Talking about the gameplay of a RPG in a review like this is almost completely redundant… usually if the reviewer is trying to be funny they’ll bitch and moan about clichés that were old in 1996. (The best variation on this theme I’ve seen was on this review for Tales Of Eternia). Trails in the Sky takes these traditional gameplay standards and breathes new life into them. Battles are not randomly activated, but begin only if you make physical contact with a monster while walking, like in Earthbound. The battles themselves are small scale bouts ala Final Fantasy Tactics, with foes taking turns to move across chess-like tiles to whack their opponents. You can also enhance your stats and battle techniques with quartz, reminiscent of the djinni in Golden Sun. A battle mechanic new to this installment is that allies can combine their attacks, just like they could in Chrono Trigger. You can also choose side quests from the Ranger’s Union, similar to what happened in Final Fantasy Four. The only genuinely original facet of Trails in the Sky’s gameplay is that you can instantly restart battles after you’ve lost them, saving you the agony and re-enacting all the things you did since you last saved. It’s hard to think of an innovation longer in the coming. While most of the Trail In The Sky: SC’s gameplay should be familiar to any RPG fan, how it’s implemented is as close to perfection as I’ve seen.
I don’t usually focus on graphics, usually because they lose whatever novelty they factor within an hour of playing, but I like what Falcolm’s done here. Trails in the Sky: SC uses really detailed sprites. If there was a parallel universe where they never invented 3D polygon graphics and instead tried to make sprites as swish as possible, they’d look like the sprites in Trails in the Sky: SC. They also reminded me of the graphics on Golden Sun, but look, I think it’ll be easier for all of us if I embedded a video under this paragraph:
Trails In The Sky: SC is a long game. From memory, it took me about eighty hours to beat it. The prequel was seventy hours long. If it’s possible for a video game to be too long, these games would be the example. That said, I definitely got value for money for that forty dollars I spent on Trails in the Sky: SC.

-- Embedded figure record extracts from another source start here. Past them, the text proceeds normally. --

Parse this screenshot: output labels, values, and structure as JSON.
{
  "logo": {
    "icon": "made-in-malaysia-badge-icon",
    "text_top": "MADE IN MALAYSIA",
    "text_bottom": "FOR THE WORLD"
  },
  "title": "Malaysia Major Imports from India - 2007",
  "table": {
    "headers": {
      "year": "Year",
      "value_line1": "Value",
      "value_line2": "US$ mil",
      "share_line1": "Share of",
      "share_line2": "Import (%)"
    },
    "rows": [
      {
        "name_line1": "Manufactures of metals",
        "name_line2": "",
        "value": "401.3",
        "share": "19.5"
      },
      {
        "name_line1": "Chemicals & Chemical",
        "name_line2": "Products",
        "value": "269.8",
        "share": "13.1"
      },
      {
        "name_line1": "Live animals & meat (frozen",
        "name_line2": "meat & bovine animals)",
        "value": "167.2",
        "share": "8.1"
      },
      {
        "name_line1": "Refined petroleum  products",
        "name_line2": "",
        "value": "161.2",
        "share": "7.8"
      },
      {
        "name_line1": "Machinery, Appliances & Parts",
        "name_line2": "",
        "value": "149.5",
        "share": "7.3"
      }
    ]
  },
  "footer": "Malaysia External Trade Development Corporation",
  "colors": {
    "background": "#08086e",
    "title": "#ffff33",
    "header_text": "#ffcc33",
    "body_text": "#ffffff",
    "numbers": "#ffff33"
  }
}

If you’re an RPG tragic with a PSP or a Steam account, then you’ve probably already brought this game. I think that the Trails In The Sky games, with their heavy emphasis on compelling stories and easy modes, would hold an especial appeal for book lovers trying to find a way to get into video games. (But they should probably try visual novels like Phoenix Wright first…) I don’t give stars, but if I did, this game would get five.